By Associated Press - Sunday, August 15, 2010

Campaign fundraising for elections to the nation’s top state courts has doubled to more than $200 million over the past decade, fueled partly by superspending individuals and groups investing big money to influence down-ticket races, according to a study released Monday.

Between 2000 to 2009, campaign spending for state Supreme Court posts surged to $206.9 million compared with $83.3 million in the previous decade, the report showed. It also found 20 of the 22 states with Supreme Court contests had their costliest-ever campaigns.

“These corporations and trial lawyers have millions of millions of dollars at stake, and they feel if they can just spend a few million dollars to influence the outcome, it’s worth it,” said James Sample, a Hofstra Law School professor who was the study’s lead author. “We’re sort of playing with fire when you’re putting this much money into our courts.”

The study also analyzed 29 elections in the 10 states with the most costly judicial campaigns, finding that the top five spenders in each election poured an average of $473,000 into the contests. The remaining contributors averaged about $850 apiece.

In some states, a few special interests dominated judicial election spending, a trend that could grow after the U.S. Supreme Court’s decision in January to end the ban on election spending by corporations and unions. One example was the $3 million spent by West Virginia coal executive Don Blankenship to help elect a justice in 2004.
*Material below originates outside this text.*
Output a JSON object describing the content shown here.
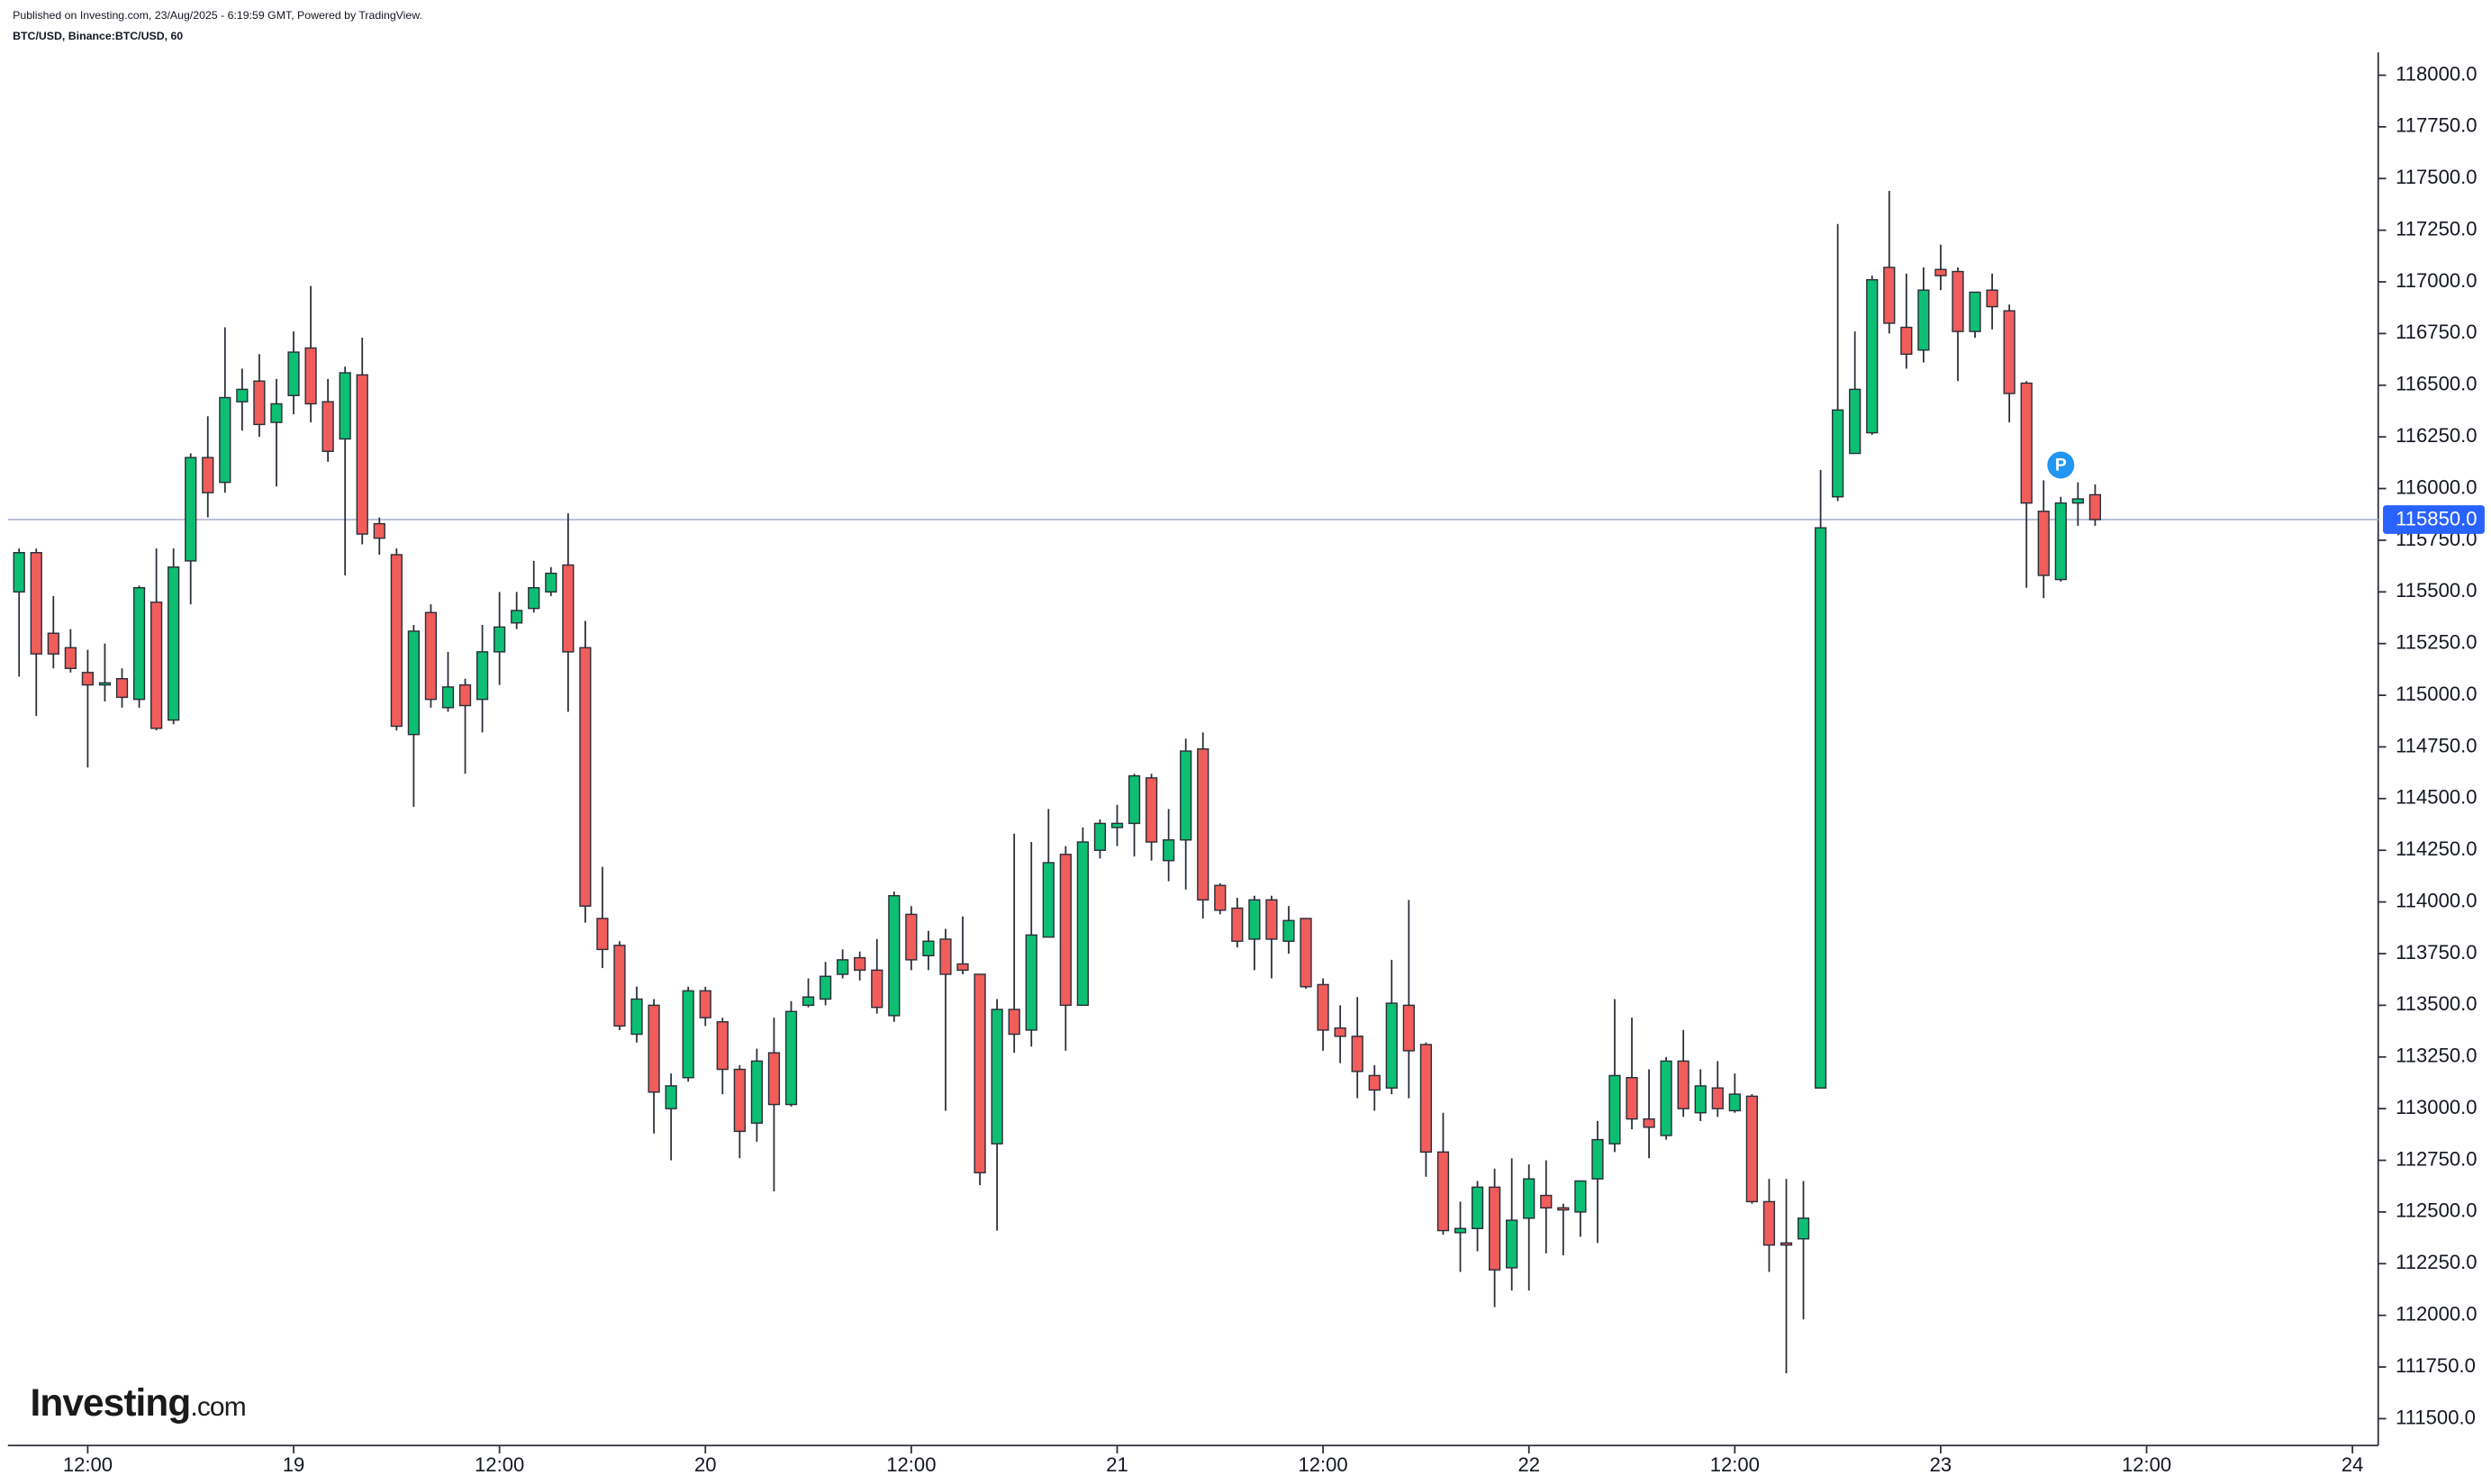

While partisan races drew the most cash - about $154 million over the decade - some $51 million was spent on nonpartisan races.

The report was prepared by the Brennan Center for Justice at the New York University School of Law, the pro-judiciary organization Justice at Stake in Washington, and the National Institute on Money in State Politics, based in Helena, Mont.
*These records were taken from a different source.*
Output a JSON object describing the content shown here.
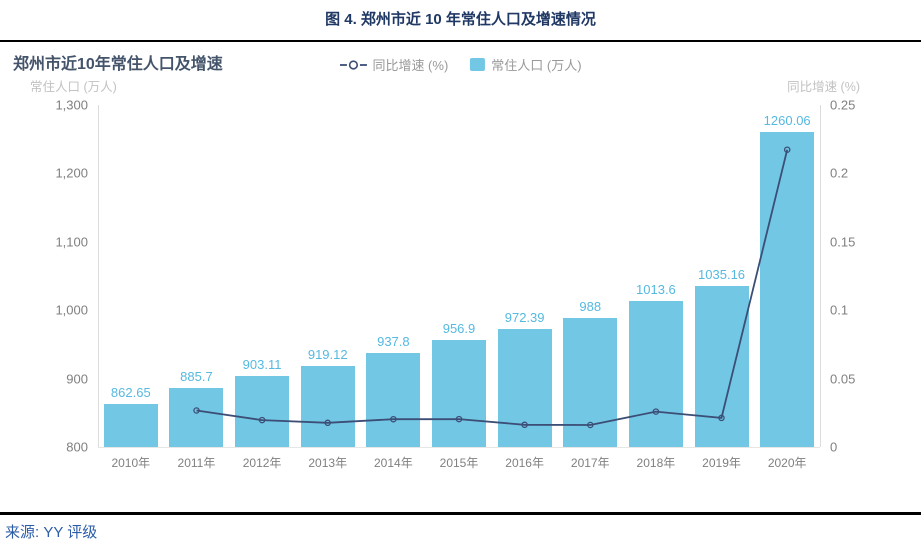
{
  "header": {
    "title": "图 4. 郑州市近 10 年常住人口及增速情况"
  },
  "footer": {
    "source": "来源: YY 评级"
  },
  "colors": {
    "page_title": "#1F3864",
    "chart_title": "#44546A",
    "bar_fill": "#72C7E4",
    "bar_label": "#55B9E0",
    "line": "#3C4E76",
    "axis_tick_text": "#808080",
    "axis_title_text": "#C2C2C2",
    "legend_text": "#999999",
    "source_text": "#2B5CA8",
    "rule": "#000000"
  },
  "chart_data": {
    "type": "bar",
    "title": "郑州市近10年常住人口及增速",
    "categories": [
      "2010年",
      "2011年",
      "2012年",
      "2013年",
      "2014年",
      "2015年",
      "2016年",
      "2017年",
      "2018年",
      "2019年",
      "2020年"
    ],
    "series": [
      {
        "name": "常住人口 (万人)",
        "type": "bar",
        "axis": "left",
        "values": [
          862.65,
          885.7,
          903.11,
          919.12,
          937.8,
          956.9,
          972.39,
          988,
          1013.6,
          1035.16,
          1260.06
        ],
        "labels": [
          "862.65",
          "885.7",
          "903.11",
          "919.12",
          "937.8",
          "956.9",
          "972.39",
          "988",
          "1013.6",
          "1035.16",
          "1260.06"
        ]
      },
      {
        "name": "同比增速 (%)",
        "type": "line",
        "axis": "right",
        "values": [
          null,
          0.0267,
          0.0197,
          0.0177,
          0.0203,
          0.0204,
          0.0162,
          0.0161,
          0.0259,
          0.0213,
          0.2173
        ]
      }
    ],
    "left_axis": {
      "title": "常住人口 (万人)",
      "min": 800,
      "max": 1300,
      "ticks": [
        "800",
        "900",
        "1,000",
        "1,100",
        "1,200",
        "1,300"
      ]
    },
    "right_axis": {
      "title": "同比增速 (%)",
      "min": 0,
      "max": 0.25,
      "ticks": [
        "0",
        "0.05",
        "0.1",
        "0.15",
        "0.2",
        "0.25"
      ]
    },
    "legend": [
      {
        "marker": "line-circle",
        "label": "同比增速 (%)"
      },
      {
        "marker": "square",
        "label": "常住人口 (万人)"
      }
    ],
    "grid": false,
    "legend_position": "top-center"
  }
}
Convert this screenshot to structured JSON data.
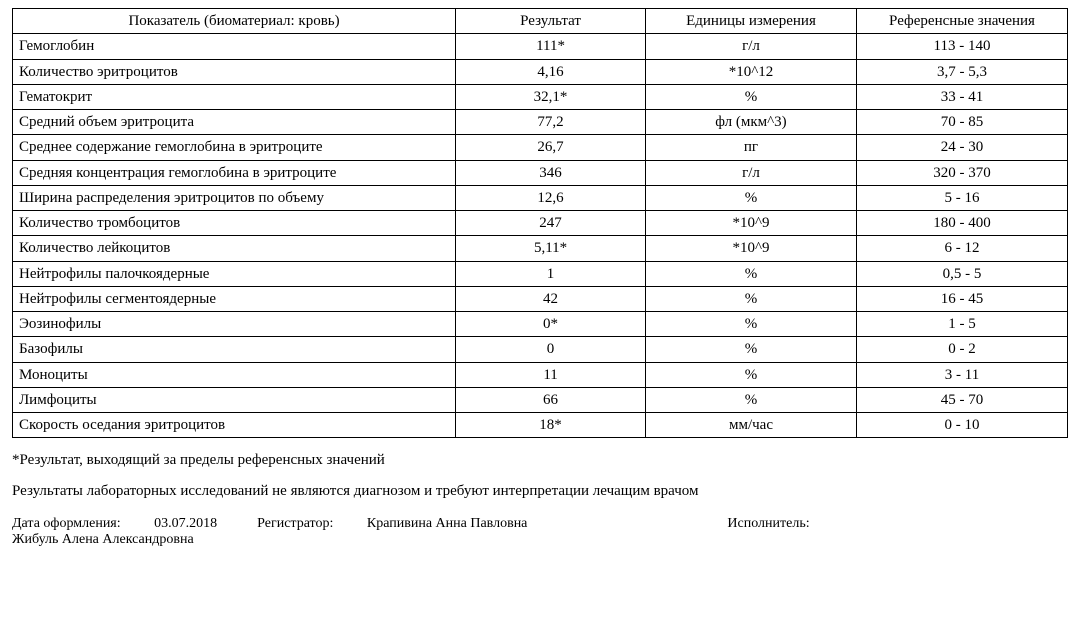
{
  "table": {
    "headers": [
      "Показатель (биоматериал: кровь)",
      "Результат",
      "Единицы измерения",
      "Референсные значения"
    ],
    "rows": [
      [
        "Гемоглобин",
        "111*",
        "г/л",
        "113 - 140"
      ],
      [
        "Количество эритроцитов",
        "4,16",
        "*10^12",
        "3,7 - 5,3"
      ],
      [
        "Гематокрит",
        "32,1*",
        "%",
        "33 - 41"
      ],
      [
        "Средний объем эритроцита",
        "77,2",
        "фл (мкм^3)",
        "70 - 85"
      ],
      [
        "Среднее содержание гемоглобина в эритроците",
        "26,7",
        "пг",
        "24 - 30"
      ],
      [
        "Средняя концентрация гемоглобина в эритроците",
        "346",
        "г/л",
        "320 - 370"
      ],
      [
        "Ширина распределения эритроцитов по объему",
        "12,6",
        "%",
        "5 - 16"
      ],
      [
        "Количество тромбоцитов",
        "247",
        "*10^9",
        "180 - 400"
      ],
      [
        "Количество лейкоцитов",
        "5,11*",
        "*10^9",
        "6 - 12"
      ],
      [
        "Нейтрофилы палочкоядерные",
        "1",
        "%",
        "0,5 - 5"
      ],
      [
        "Нейтрофилы сегментоядерные",
        "42",
        "%",
        "16 - 45"
      ],
      [
        "Эозинофилы",
        "0*",
        "%",
        "1 - 5"
      ],
      [
        "Базофилы",
        "0",
        "%",
        "0 - 2"
      ],
      [
        "Моноциты",
        "11",
        "%",
        "3 - 11"
      ],
      [
        "Лимфоциты",
        "66",
        "%",
        "45 - 70"
      ],
      [
        "Скорость оседания эритроцитов",
        "18*",
        "мм/час",
        "0 - 10"
      ]
    ]
  },
  "notes": {
    "asterisk": "*Результат, выходящий за пределы референсных значений",
    "disclaimer": "Результаты лабораторных исследований не являются диагнозом и требуют интерпретации лечащим врачом"
  },
  "footer": {
    "date_label": "Дата оформления:",
    "date_value": "03.07.2018",
    "registrar_label": "Регистратор:",
    "registrar_value": "Крапивина Анна Павловна",
    "executor_label": "Исполнитель:",
    "executor_name": "Жибуль Алена Александровна"
  }
}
The groups are worried about the amount of money being spent on judicial campaigns, but do not favor a particular alternative.
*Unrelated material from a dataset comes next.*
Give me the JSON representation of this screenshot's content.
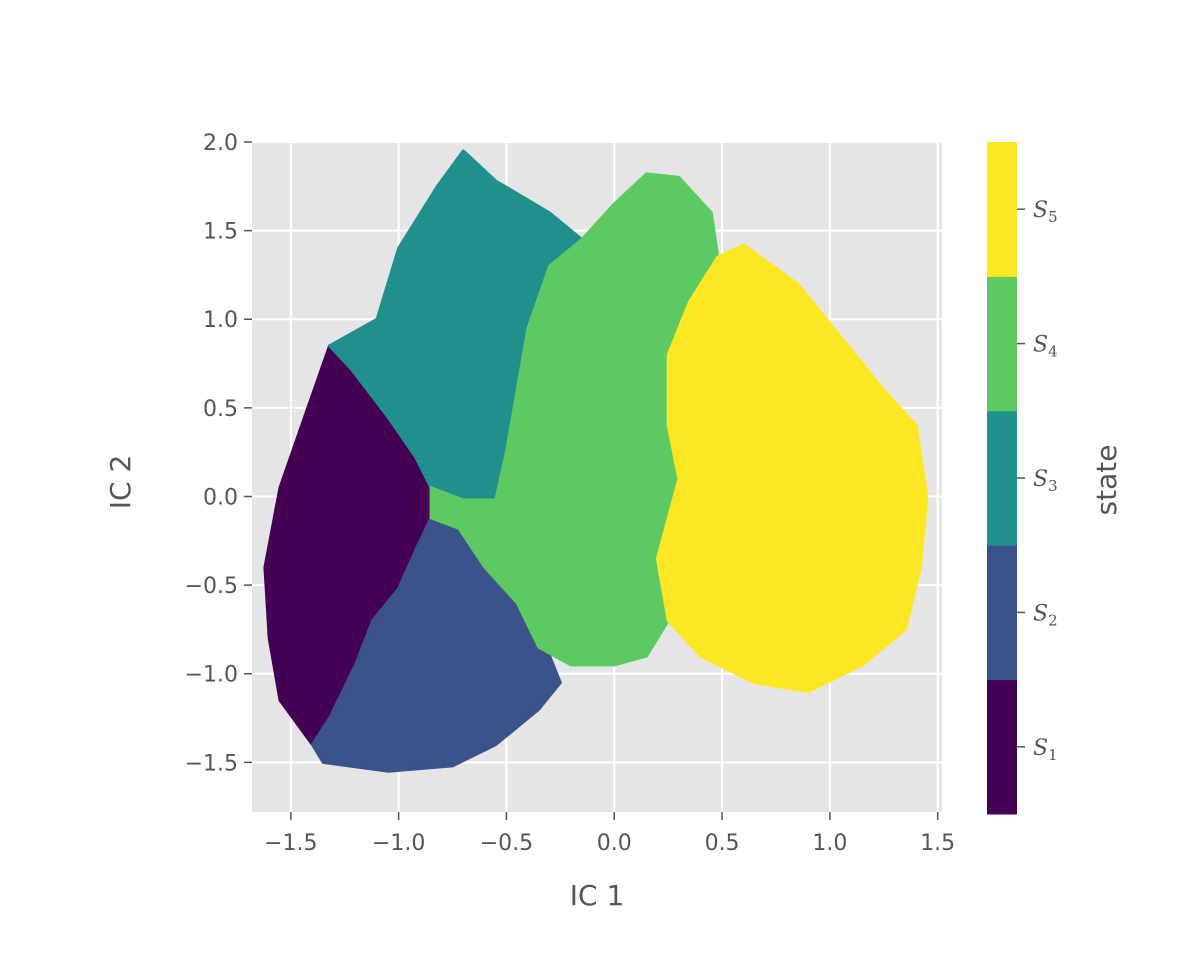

The report’s foreword by former Supreme Court Justice Sandra Day O’Connor advocates the system used in her home state of Arizona, where the governor appoints candidates nominated by a bipartisan commission. Voters then hold judges accountable in “retention” elections.

“This crisis of confidence in the impartiality of the judiciary is real and growing,” she wrote. “Left unaddressed, the perception that justice is for sale will undermine the rule of law that courts are supposed to uphold.”

Several states have taken small steps toward reforms. Wisconsin lawmakers enacted public financing for judicial races, joining North Carolina and New Mexico. And the West Virginia Legislature adopted a pilot public financing program. The Michigan Supreme Court adopted tough recusal rules for judges.

Mr. Sample, the law professor, noted that it’s been two decades since a state scrapped a system of electing judges and moved toward an appointment system.

“States are taking the initial steps,” he said. “But for all the talk, voters are very reluctant to give up their right to vote in judicial elections.”